Itohowo also pointed to countries that have treated data infrastructure as strategic national priority. Estonia’s X-Road platform, which enables secure data exchange across government and private sector systems, supports everything from healthcare to tax administration.
“Singapore’s National Digital Identity system provides a secure foundation for both public services and commercial innovation. Rwanda’s recent investments in digital ID and interoperability standards have enabled faster deployment of digital financial services.
“These aren’t just technology projects: they’re national infrastructure investments comparable to roads or electricity,” he explained. “Nigeria needs a similar commitment: a national data architecture, common interoperability standards, and governance structures that enable innovation while protecting citizens.”
The key lesson, he added, is sequencing. Countries that succeed invest in the boring but essential work first: data quality, standards, governance. The exciting AI applications come later, but they’re sustainable because the foundation is solid.”
Banking Fraud Detection: A Case Study Charles illustrated the practical consequences of infrastructure gaps using Nigeria’s banking sector, where fraud prevention remains a persistent challenge.
Legacy fraud detection systems deployed across Nigerian banks often generate false positive rates of 10 to 15 per cent, according to industry estimates. This means that for every 100 transactions flagged as suspicious, 10 to 15 are legitimate customer activities, creating operational overhead for banks and frustration for customers.
“Properly designed machine learning models trained on Nigerian transaction patterns could reduce fraud detection time from days to milliseconds,” Itohowo said. “In comparable deployments globally, false positives have been reduced by up to 60 percent, but this requires high-quality training data and well-engineered systems.”
He said the technical opportunity lies in data engineering pipelines that integrate multiple sources: payment rails operated by the Nigeria Inter-Bank Settlement System (NIBSS), credit bureau data, and internal bank transaction histories.
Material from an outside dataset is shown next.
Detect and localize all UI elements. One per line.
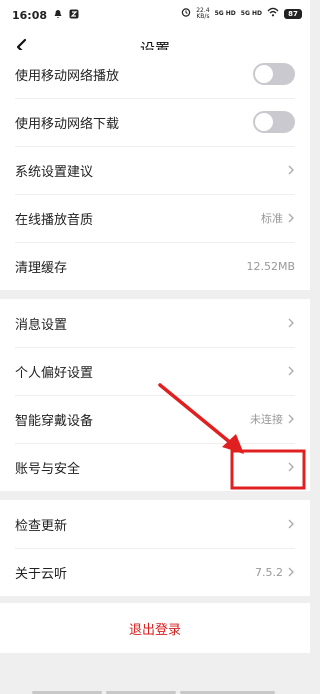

When these streams are combined into what Charles describes as a “single source of truth,” fraud analytics can shift from a cost center to a value driver, enabling banks to approve more legitimate transactions faster while catching sophisticated fraud attempts.
However, achieving this requires interoperability standards that currently don’t exist at scale in Nigeria. “Without common data formats and secure sharing protocols, each bank builds isolated systems that can’t benefit from network-wide learning,” he noted.
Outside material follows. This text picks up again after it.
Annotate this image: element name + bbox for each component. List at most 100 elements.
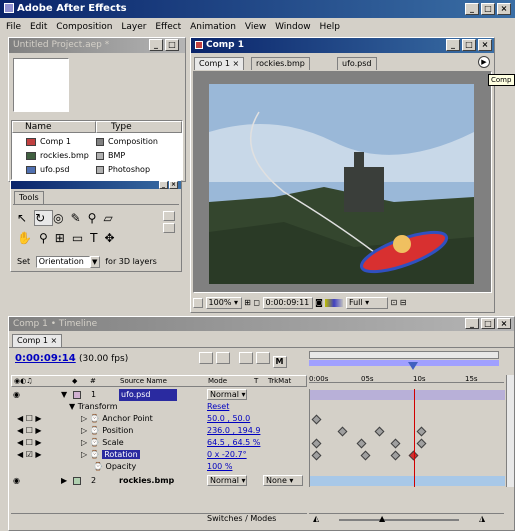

The science data specialist outlined specific policy and investment priorities for government and private sector stakeholders such as the National Data Architecture to establish interoperability standards across government agencies and sectors, create secure data-sharing protocols that balance innovation with privacy protection, build national digital identity infrastructure linked to core services.
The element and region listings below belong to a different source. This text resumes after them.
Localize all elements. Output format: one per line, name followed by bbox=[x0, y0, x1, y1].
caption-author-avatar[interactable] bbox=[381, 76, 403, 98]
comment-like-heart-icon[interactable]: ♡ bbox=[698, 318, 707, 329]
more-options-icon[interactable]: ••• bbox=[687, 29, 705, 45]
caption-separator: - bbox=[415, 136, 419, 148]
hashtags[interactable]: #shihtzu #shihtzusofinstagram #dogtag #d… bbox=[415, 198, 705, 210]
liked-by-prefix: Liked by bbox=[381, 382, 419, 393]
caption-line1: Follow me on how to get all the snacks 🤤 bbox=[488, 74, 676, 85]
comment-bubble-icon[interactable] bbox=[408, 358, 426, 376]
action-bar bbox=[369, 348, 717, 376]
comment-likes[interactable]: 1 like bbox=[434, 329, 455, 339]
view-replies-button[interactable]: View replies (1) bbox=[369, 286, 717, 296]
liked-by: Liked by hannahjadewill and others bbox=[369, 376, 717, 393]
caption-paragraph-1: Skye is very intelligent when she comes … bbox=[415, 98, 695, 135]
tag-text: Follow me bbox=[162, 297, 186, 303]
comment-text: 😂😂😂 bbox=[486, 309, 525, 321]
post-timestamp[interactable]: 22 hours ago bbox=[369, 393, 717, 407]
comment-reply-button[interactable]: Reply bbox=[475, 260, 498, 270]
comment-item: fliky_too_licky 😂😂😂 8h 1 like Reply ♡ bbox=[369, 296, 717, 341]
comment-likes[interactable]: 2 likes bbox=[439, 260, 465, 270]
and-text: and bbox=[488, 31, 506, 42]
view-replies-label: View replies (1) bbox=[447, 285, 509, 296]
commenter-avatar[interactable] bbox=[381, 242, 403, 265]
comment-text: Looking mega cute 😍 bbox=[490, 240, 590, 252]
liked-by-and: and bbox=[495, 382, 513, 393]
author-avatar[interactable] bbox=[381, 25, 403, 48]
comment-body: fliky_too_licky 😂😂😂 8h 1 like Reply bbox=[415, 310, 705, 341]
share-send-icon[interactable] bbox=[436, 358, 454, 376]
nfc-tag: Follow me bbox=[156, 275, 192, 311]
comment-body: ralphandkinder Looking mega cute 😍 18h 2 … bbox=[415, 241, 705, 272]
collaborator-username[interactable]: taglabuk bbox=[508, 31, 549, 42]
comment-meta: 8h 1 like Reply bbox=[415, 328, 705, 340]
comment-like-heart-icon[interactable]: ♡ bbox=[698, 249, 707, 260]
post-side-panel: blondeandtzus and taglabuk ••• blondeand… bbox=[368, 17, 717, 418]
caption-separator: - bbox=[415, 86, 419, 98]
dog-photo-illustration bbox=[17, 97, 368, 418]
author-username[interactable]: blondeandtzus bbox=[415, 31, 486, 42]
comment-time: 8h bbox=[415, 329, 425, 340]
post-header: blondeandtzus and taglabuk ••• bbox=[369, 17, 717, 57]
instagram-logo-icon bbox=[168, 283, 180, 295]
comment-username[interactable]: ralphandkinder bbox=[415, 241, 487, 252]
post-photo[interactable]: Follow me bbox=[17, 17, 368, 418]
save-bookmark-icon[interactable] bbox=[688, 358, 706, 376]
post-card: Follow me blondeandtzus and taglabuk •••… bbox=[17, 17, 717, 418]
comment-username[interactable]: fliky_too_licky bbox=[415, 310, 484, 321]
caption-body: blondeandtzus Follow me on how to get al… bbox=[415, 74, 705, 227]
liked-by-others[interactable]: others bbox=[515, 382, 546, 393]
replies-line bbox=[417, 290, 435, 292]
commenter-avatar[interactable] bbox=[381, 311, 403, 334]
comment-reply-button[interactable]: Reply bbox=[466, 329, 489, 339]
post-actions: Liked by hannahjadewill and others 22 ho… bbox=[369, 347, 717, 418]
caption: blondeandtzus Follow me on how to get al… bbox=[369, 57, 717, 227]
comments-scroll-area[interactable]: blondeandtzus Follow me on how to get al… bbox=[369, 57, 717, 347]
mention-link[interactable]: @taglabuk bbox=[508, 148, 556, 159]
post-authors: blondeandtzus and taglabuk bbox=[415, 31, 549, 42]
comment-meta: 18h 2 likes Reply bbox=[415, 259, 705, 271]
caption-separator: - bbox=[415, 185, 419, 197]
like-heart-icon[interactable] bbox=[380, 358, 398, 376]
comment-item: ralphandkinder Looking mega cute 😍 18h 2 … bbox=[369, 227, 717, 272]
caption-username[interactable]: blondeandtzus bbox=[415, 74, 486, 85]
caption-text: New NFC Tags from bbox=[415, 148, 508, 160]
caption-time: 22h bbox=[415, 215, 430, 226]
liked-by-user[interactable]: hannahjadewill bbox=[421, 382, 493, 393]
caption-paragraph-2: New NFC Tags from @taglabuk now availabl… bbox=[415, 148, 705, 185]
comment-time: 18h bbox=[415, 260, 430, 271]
On quality and governance, he suggested developing data quality benchmarks and certification processes, implementing privacy-by-design principles in all new systems, and establishing clear data governance frameworks with accountability mechanisms.
Others he outlined included skills and capacity, to invest in technical training for data engineering and AI governance roles, supporting public-private partnerships that build institutional capability, and creating incentives for data professionals to contribute to national projects.
Measurement and accountability. “The investments needed aren’t primarily about AI algorithms,” Itohowo emphasised. “They’re about data plumbing, standards development, and governance structures: less glamorous but far more impactful.”
“Nigeria doesn’t lack AI ambition,” he acknowledged. “What we need now is the discipline to build the infrastructure first, measure results honestly, and hold ourselves accountable for delivery. The countries winning the AI race understood this years ago. We can still catch up, but only if we’re honest about where the real work needs to happen.”